THE DATA ORGANISATION

OpenAI’s new experiments in music generation create an uncanny valley Elvis

AI-generated music is a fascinating new field, and deep-pocketed research outfit OpenAI has hit new heights in it, creating recreations of songs in the style of Elvis, 2Pac and others. The results are convincing, but fall squarely in the unnerving “uncanny valley” of audio, sounding rather like good, but drunk, karaoke heard through a haze of drugs.

Jukebox, the organization’s new music-generating system, was detailed in a blog post and paper published today. OpenAI produced some interesting work almost exactly a year ago with MuseNet, a machine learning system that, having ingested a great deal of MIDI-based music, was able to mix and match genres and instruments.

But MIDI is a simpler format than final recorded music with live instruments, since the former consists of discrete notes and key presses rather than complex harmonics and voices.

If you wanted an AI to examine the structure of a classical piano piece, the timing and key presses might only amount to a couple thousand pieces of information. Recorded audio is far denser, with (usually) 44,100 samples per second.

Machine learning systems that learn and imitate things like instruments and voice work by looking at the most recent words or sounds and predicting the next few, but they generally operate on the order of tens or a hundred pieces of data — the last 30 words or notes predict what the next 30 will be, for instance. So how can a computer learn how a tiny fraction of a waveform 10 seconds and 440,000 samples into a song compare with a sample 90 seconds and 4 million samples in?

OpenAI’s solution is to break down the song into more digestible parts — not quite key and chord, but something like that, a machine-palatable summary of 1/128th of a second of the song, picked from a “vocabulary” of 2,048 options. To be honest it’s hard to create an analogy because this is so unlike the way humans remember or understand things — as far as we even understand that.

It doesn’t actually use color swatches — that’s just to indicate that it’s breaking the waveform down into pieces.

The end result is that the AI agent has a reliable way to break down a song into digestible bits that are big enough that there aren’t too many to track, but small enough that they can reliably reconstruct the sound of a song. The process is much more complex than it sounds here; reliably breaking down a song to a series of “words” and then reconstructing it from them is the core of the new research, but the technical details I’ll let the OpenAI team to explain in their paper.

The system also had to learn how to parse the lyrics in a song, which like most things in this domain is more complicated than it sounds. Our ability to remember and use vocal patterns is partly innate and partly learned, and we tend to take for granted how powerful it is. Computers have no such ability and must learn how to pick out a voice from a mix, understand what it’s saying and match that to lyrics that are nothing more than a series of words with no information on key, tempo and all the rest. Nevertheless the OpenAI system does it to a satisfactory degree.

Jukebox is able to accomplish a variety of musical tasks, and while the results aren’t what you might call singing material, it must be kept in mind that there’s very little like this out there now, able to rebuild a song from scratch that’s recognizable as being like the target artist. Trained on 1.2 million songs, the system in the end has one multifaceted ability it accomplishes these tasks with: essentially, improvising a song given lyrics and the style it has learned from ingesting others by that artist.

So given its knowledge of how Ella Fitzgerald sings and the way instruments generally accompany her, it can sing a rendition of “At Long Last Love” in a way that sounds like her but definitely isn’t what Cole Porter had in mind. (Samples for these examples and more are included near the top of the OpenAI blog post.)

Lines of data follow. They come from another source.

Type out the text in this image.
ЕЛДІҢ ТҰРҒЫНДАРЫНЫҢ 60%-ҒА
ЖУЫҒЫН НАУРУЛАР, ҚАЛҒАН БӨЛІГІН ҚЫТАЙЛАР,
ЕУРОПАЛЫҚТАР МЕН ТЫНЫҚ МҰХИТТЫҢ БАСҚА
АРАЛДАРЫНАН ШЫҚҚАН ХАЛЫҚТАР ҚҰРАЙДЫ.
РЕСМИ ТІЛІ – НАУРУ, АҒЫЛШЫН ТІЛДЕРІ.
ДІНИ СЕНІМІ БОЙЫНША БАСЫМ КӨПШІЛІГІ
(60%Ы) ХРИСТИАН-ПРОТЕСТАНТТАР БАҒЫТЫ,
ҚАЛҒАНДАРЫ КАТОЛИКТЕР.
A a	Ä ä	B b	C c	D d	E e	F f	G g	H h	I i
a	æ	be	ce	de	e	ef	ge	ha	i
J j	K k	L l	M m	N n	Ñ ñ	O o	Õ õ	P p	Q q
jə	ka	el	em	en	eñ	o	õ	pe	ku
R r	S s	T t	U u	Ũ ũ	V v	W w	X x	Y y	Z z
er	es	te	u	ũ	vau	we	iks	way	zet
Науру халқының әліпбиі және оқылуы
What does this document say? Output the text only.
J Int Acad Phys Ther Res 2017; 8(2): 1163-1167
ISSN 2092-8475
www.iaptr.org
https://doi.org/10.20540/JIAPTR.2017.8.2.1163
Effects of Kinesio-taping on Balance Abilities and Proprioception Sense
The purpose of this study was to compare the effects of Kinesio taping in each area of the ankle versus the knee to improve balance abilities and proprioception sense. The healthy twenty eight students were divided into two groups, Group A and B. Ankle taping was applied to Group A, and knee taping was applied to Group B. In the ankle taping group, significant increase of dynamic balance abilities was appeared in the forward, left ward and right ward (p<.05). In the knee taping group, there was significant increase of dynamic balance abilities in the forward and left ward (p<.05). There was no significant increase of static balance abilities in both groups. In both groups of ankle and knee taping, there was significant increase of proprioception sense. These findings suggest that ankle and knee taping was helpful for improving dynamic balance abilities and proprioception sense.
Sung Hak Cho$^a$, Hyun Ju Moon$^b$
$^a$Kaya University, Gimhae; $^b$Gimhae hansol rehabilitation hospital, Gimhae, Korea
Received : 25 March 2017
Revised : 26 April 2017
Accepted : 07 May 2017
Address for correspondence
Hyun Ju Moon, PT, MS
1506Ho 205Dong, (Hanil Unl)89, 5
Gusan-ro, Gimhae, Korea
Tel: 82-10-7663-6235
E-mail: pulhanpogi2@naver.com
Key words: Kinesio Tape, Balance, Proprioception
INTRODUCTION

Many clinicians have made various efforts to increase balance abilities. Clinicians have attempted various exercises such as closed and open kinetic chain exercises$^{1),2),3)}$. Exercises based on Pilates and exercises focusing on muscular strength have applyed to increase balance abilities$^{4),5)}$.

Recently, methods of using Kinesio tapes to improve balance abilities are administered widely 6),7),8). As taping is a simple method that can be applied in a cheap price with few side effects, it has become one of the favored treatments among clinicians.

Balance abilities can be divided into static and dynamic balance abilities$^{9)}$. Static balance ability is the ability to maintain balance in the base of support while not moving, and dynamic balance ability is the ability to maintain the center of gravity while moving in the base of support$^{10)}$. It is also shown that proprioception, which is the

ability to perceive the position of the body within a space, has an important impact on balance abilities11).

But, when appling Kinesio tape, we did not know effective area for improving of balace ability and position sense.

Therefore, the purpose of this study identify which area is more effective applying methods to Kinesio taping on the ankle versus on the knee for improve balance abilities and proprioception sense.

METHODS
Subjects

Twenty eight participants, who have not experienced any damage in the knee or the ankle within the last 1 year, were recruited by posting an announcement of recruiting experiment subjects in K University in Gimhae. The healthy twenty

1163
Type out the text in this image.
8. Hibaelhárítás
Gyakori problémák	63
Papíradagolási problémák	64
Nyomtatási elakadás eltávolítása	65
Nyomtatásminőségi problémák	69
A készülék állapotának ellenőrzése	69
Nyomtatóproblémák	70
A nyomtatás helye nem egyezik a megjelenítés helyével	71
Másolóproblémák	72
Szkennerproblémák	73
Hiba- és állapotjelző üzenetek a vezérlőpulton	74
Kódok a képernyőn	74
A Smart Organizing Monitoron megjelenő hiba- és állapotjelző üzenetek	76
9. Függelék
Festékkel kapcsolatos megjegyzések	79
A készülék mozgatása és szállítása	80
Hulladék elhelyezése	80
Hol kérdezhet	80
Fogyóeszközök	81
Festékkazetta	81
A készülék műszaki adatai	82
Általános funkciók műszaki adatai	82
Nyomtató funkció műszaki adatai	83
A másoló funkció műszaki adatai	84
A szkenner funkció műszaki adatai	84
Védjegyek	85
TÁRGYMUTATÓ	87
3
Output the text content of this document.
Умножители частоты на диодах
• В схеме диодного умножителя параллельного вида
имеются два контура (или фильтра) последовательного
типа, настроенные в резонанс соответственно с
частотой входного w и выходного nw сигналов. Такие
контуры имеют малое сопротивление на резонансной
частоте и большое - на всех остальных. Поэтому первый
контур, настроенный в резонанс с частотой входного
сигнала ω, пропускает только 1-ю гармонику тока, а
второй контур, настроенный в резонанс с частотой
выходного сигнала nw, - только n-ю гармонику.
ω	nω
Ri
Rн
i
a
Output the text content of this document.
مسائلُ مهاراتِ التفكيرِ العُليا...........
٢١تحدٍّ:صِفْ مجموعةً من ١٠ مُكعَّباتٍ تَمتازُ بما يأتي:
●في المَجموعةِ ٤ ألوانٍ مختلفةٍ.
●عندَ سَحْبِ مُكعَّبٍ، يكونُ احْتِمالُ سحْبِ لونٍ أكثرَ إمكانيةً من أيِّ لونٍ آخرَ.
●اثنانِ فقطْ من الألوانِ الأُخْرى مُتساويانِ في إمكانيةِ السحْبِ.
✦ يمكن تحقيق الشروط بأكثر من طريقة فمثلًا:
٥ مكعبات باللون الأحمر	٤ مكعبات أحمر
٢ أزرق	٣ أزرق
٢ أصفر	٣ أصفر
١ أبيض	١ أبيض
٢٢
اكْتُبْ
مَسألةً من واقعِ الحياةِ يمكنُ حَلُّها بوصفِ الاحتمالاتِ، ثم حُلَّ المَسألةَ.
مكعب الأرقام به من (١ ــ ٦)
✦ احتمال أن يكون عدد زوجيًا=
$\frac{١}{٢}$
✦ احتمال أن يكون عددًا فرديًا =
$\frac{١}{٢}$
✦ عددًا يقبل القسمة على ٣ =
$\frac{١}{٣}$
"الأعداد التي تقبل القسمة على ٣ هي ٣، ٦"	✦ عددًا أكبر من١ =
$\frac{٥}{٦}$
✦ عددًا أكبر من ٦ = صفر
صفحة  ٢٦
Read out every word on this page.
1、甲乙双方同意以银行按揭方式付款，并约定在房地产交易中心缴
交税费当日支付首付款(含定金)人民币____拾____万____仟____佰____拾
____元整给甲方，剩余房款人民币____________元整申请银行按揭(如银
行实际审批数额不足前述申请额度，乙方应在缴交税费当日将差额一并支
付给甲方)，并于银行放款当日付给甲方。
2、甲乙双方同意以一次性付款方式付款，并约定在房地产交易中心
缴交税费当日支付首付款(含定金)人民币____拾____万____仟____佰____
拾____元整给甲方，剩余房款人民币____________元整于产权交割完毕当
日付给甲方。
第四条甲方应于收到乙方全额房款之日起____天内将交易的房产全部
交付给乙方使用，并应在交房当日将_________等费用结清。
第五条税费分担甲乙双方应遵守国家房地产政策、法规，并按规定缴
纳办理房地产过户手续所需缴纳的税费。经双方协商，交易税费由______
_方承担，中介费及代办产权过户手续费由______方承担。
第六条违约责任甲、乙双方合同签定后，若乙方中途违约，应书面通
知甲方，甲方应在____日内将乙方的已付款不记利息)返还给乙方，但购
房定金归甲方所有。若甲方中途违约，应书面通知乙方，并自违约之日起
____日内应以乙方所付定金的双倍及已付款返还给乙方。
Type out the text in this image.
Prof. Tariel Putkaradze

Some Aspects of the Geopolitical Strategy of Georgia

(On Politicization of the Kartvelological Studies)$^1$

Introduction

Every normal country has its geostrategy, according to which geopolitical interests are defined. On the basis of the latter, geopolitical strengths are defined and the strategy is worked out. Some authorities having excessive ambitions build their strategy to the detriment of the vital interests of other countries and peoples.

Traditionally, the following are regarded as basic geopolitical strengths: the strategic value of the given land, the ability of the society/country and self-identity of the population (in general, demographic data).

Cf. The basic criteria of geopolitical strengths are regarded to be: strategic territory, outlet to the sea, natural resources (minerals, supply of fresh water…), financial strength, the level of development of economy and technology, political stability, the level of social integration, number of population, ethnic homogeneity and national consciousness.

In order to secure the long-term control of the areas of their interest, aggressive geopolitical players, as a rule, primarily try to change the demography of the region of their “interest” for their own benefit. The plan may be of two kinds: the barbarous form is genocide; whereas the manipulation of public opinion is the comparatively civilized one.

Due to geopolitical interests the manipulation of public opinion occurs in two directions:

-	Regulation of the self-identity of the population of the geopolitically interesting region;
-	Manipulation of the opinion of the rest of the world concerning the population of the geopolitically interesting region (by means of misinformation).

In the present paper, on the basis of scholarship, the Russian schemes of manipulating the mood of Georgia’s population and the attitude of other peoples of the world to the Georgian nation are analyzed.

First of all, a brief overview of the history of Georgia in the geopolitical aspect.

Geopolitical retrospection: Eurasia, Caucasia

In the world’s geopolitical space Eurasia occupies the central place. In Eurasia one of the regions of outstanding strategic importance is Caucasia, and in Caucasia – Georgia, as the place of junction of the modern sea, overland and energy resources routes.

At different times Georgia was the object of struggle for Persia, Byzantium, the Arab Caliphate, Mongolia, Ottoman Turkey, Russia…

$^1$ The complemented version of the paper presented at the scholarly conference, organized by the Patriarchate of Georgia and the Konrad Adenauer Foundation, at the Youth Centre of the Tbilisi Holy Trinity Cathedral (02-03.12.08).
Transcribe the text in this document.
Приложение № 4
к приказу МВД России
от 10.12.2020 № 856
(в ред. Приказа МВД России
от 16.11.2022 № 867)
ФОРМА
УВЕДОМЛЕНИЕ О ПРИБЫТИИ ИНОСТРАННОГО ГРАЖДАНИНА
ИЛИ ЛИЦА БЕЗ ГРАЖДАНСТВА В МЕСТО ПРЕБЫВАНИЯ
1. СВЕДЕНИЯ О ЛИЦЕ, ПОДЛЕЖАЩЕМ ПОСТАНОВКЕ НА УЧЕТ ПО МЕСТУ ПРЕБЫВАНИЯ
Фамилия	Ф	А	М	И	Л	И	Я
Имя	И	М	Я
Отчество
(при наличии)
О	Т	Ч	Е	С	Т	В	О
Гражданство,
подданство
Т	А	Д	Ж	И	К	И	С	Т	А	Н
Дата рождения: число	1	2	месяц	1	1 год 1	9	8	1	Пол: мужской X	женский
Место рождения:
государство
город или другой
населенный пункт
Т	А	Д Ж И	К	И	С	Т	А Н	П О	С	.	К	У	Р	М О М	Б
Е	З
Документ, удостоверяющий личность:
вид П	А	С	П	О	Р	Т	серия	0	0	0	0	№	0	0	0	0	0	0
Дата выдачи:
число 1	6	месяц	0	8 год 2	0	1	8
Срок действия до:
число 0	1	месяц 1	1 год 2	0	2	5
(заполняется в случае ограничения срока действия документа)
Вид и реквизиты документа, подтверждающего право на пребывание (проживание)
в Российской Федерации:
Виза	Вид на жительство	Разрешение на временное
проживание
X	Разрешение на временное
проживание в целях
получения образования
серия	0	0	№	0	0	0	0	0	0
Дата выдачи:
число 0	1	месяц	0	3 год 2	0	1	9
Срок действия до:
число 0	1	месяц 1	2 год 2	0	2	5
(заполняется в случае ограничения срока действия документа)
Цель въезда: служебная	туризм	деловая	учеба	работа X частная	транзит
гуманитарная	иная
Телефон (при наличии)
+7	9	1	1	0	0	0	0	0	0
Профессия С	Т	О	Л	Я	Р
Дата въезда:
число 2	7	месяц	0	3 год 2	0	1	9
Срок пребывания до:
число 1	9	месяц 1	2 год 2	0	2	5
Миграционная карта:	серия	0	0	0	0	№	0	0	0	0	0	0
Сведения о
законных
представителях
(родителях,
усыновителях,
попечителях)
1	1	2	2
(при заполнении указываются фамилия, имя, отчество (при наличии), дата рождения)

Jukebox can also sing entirely original lyrics in another’s style, like this truly strange Elvis song, “Mitosis,” written by another AI language model:

In case you didn’t catch that:

From dust we came with humble start;
From dirt to lipid to cell to heart.
With [mitosis] with [meiosis] with time,
At last we woke up with a mind.
From dust we came with friendly help;
From dirt to tube to chip to rack.
With S. G. D. with recurrence with compute,
At last we woke up with a soul.

Yes, it’s “Elvis” using cell division as a metaphor for life, as imagined by an AI. What a world we live in.

Lastly, there’s the “completion” task, where Jukebox learns (in addition to the base learning from its library) from the first 12 seconds of a song and uses that to generate the rest in a similar style. The switch from original to AI-generated sounds a bit like the ether just kicked in.

While MuseNet could be played with more or less in real time due to its lesser complexity, Jukebox is hugely computation intensive, taking hours to generate a single second of music. “We shared Jukebox with an initial set of 10 musicians from various genres… these musicians did not find it immediately applicable to their creative process,” the authors note dryly. Still, it’s fun and fascinating research and, given the current cadence, we can expect an even further improved version of the OpenAI music effort next April.